In order to conduct a mediation analysis in R, we will load the psych
package. If you haven’t installed the psych
package yet, make sure to do this before loading the psych
package.
library(psych)
The function that runs the mediation analysis is aptly named mediate()
. Like all analysis functions, the mediate()
function accepts a formula and a data.frame, but also a couple of options that we will want to change. For the formula, the mediate function takes a specific form, where the mediator is put inside brackets on the right-hand side of the ~
symbol:
DV ~ IV + (Mediator)
So for our analysis, the code becomes the following. Note, we also want to set the ‘std’ argument to TRUE
to ensure we receive standardised estimates, and the ‘plot’ argument to FALSE
so we are only seeing the numeric output (we will see the plot later).
model <- mediate(behaviour ~ attitude + (intention),data = data.clean,std = TRUE,plot = FALSE)
model
##
## Mediation/Moderation Analysis
## Call: mediate(y = behaviour ~ attitude + (intention), data = data.clean,
## std = TRUE, plot = FALSE)
##
## The DV (Y) was behaviour . The IV (X) was attitude . The mediating variable(s) = intention .
##
## Total effect(c) of attitude on behaviour = 0.45 S.E. = 0.1 t = 4.7 df= 85 with p = 1e-05
## Direct effect (c') of attitude on behaviour removing intention = 0.38 S.E. = 0.11 t = 3.54 df= 84 with p = 0.00066
## Indirect effect (ab) of attitude on behaviour through intention = 0.07
## Mean bootstrapped indirect effect = 0.07 with standard error = 0.06 Lower CI = -0.03 Upper CI = 0.2
## R = 0.47 R2 = 0.22 F = 12.18 on 2 and 84 DF p-value: 1.08e-06
##
## To see the longer output, specify short = FALSE in the print statement or ask for the summary
Most of the information above is what we have encountered previously. The main information we are interested in this output is the line on the mean bootstrapped indirect effect. A large indirect effect (and consequently a greater drop between the total effect and the direct effect) would indicate that mediation is occurring. Since we are bootstrapping, we can tell the significance through confidence intervals. If the range between the lower CI and the upper CI contains zero, then the indirect effect is not significant. If this range does not contain zero, then we have a significant mediation effect.
3. Plot data
Path Diagram
For mediation, there’s no good way to plot the raw data that visualises the mediation. The most common way to visualise a mediated effect is through a path diagram. You can do this directly in the mediate()
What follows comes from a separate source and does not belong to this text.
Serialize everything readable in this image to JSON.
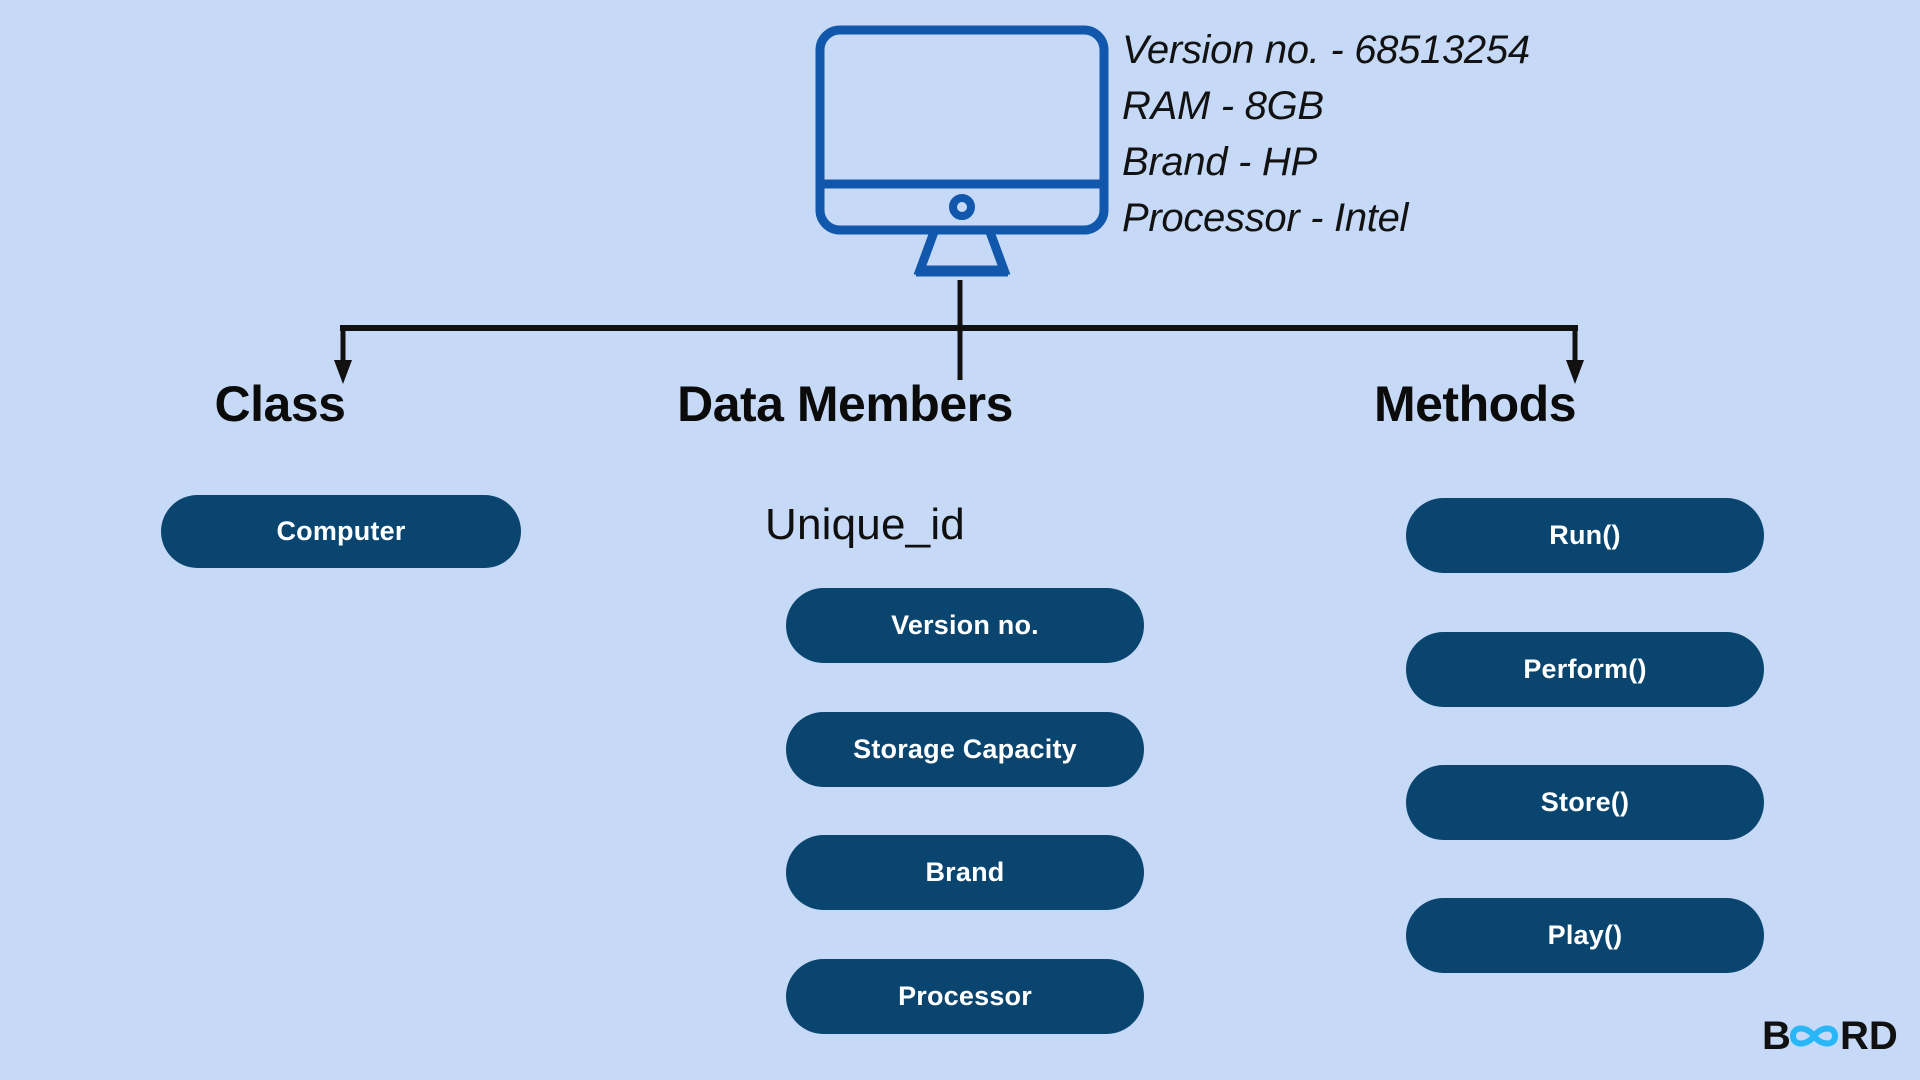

function by setting the ‘plot’ argument to TRUE
or use the mediate.diagram()
like below:
mediate.diagram(model)
4. Write-up analysis.
There are several things you need to include when writing up a mediation analysis. Writing up a mediation analysis includes the write-up for each individual models with and without the mediator (Model 1 and Model 2 above - these numbers are also included in the output for the mediate()
function), and also the estimated indirect effect and associated confidence intervals. Usually, you would want to accompany the write-up with a path diagram such as the one above.
In the model where attitudes towards exercise predicted variance in exercise behaviour, the effect of exercise attitudes was not significant (beta = 0.45, p = 0). When including intention to exercise into the model, the effect of attitudes on behaviour did not change (beta = 0.38, p = 0.001). Mediation analysis revealled a non-significant indirect effect of intentions to exercise on the association between attitudes towards exercise and exercise behaviour (mean bootstrapped indirect effect = 0.38, 95% CI = -0.03, 0.2).
Note: While we report the results in text above, it is sometimes also easier to report the separate models in a table.